Moray turned. ‘What is it?’
And Sophia, with a smile of triumph, stretched her palm towards him. ‘Look.’
He looked, and with a cheerful oath splashed back to have a better look. He did not take the stone from her, but cupped his larger hand beneath her wet one and with gentle fingers turned the stone, as she had done, to see the hole carved through it by some trick of nature, just above its centre.
She said, ‘Now you have your stone.’
‘No, lass. It does belong to you.’ He closed her fingers round it with his own, and smiled. ‘Ye’d best be taking care of it. If what my mother said was true, ’twill serve ye as a talisman against all evil.’

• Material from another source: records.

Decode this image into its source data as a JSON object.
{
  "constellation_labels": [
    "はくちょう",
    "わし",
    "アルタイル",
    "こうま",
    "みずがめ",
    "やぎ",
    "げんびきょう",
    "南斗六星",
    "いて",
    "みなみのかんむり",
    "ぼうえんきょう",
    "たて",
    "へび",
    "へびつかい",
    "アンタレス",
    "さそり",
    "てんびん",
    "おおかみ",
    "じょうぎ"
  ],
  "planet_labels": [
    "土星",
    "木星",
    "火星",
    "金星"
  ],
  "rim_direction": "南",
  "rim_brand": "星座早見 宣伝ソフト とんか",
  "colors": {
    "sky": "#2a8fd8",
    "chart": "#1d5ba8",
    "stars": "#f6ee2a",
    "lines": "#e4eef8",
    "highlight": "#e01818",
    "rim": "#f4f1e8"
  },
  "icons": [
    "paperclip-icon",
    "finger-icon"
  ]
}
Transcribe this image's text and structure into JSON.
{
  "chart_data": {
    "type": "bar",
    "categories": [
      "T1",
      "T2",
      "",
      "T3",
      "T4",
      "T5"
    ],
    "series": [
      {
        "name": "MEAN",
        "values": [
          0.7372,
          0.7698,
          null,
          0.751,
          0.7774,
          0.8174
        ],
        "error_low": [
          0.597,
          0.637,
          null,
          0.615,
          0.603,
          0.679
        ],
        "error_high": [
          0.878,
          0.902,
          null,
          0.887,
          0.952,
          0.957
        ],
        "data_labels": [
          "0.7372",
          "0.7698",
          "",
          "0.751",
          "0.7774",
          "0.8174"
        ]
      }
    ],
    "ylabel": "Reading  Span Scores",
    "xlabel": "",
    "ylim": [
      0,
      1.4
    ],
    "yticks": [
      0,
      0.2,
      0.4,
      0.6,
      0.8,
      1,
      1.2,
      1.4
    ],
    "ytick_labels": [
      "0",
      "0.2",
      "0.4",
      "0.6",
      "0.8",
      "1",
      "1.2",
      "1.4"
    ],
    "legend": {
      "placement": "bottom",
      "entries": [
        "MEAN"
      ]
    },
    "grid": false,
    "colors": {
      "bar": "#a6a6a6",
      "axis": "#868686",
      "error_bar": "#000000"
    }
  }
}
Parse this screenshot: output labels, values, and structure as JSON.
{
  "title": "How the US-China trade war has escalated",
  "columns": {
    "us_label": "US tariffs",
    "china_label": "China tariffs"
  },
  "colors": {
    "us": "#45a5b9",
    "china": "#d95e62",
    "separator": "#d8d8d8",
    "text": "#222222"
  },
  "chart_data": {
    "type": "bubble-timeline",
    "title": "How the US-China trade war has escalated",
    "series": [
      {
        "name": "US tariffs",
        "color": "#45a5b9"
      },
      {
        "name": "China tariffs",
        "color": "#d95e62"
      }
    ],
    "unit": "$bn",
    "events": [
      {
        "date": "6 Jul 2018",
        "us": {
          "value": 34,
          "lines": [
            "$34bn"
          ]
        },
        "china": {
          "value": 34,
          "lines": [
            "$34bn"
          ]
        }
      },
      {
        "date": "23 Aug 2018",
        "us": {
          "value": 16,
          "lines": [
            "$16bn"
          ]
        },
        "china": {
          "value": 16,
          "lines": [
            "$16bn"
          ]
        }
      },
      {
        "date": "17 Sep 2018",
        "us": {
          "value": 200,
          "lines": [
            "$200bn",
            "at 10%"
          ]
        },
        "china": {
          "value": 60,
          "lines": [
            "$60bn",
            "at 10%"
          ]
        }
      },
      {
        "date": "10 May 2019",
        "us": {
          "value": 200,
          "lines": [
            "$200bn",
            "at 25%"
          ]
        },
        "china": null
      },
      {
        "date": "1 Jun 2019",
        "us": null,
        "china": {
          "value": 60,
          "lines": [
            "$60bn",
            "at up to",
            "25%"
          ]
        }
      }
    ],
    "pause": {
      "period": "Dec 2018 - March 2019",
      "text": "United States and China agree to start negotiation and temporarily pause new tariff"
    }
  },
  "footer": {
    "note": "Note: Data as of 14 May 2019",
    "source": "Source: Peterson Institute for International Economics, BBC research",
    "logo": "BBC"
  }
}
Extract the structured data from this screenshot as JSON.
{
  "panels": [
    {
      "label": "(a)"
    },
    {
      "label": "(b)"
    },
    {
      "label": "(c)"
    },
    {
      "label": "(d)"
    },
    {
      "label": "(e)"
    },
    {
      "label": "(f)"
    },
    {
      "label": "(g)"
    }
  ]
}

His hands were warm, and spread their heat along her arm so that she scarcely felt the wet cold of the waves that dragged against her heavy gown. But still she shivered, and he noticed.
‘Christ, you’re wetted through. Come out and let the sunshine dry you, else her ladyship will have my head for giving ye the fever.’

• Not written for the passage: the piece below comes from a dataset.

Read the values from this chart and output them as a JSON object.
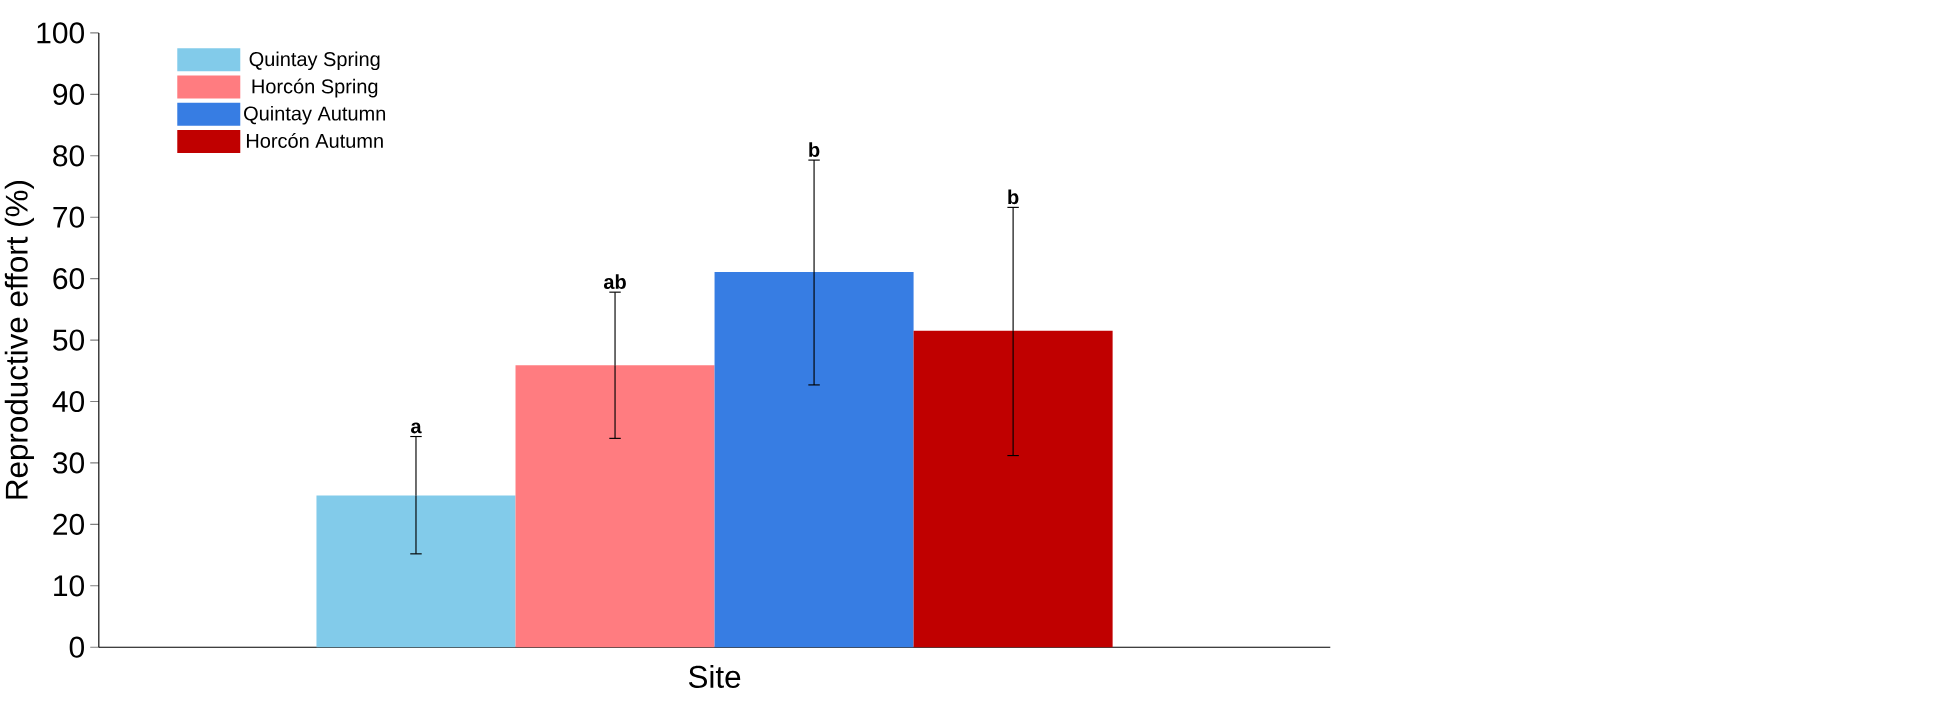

In the shelter of the dunes, she sat and spread her gown upon the sand while Moray pulled his boots back on and came to sit beside her. ‘There,’ he said, and tossed her slippers and her stockings in her lap. ‘Ye’d best put those on, too. The wind is chill.’ Again, he turned his eyes away to let her keep her modesty, but commented, ‘If ye do mend those slippers any more, they’ll be but seams of thread.’
She only said, ‘They were my sister’s.’ But she fancied, from his silence, that he understood why she had sought to keep them whole.
More soberly, he asked, ‘How did she die?’
Sophia did not answer him for so long that she knew he must be wondering if she had heard him, but the truth was that she did not know the way to tell the story. In the end, she tried beginning with, ‘Anna was thirteen, two years my elder, when my mother went aboard the ship to Darien. We were then living with our aunt, my mother’s sister, and a woman of good heart. And with our uncle, who was—’ Breaking off, she looked away, across the endless water. ‘He was nothing like my aunt. He was a Drummond, and it is by grace of his connection to the countess that I now do find myself at Slains, but that is all the kindness he did ever show me, and he did not show me that till he himself was dead.’ She turned her sleeve above the elbow, so that he could see the slash of puckered skin. ‘He showed me this, instead.’
She saw the flash of something dark in Moray’s eyes. ‘He burned you?’
‘I was slow,’ she said, ‘in bringing him his ale. This was my punishment.’
‘Was there no one to aid you?’
‘He did use my aunt the same. He had been careful not to do so when my mother had been with us, for my father had left money for our keeping and he did not wish to lose so great an income. But when news came that my parents both were lost…’ She raised one shoulder in a shrug, to hide the pain that had not eased. ‘His rages did increase with my aunt’s illness and her passing, but my sister bore the worst of it to shield me. She was beautiful, my sister. And she might have made a loving wife to any man, had not—’ She bit her lip, and called upon her courage to go on, ‘Had not my uncle used her in that way, as well.’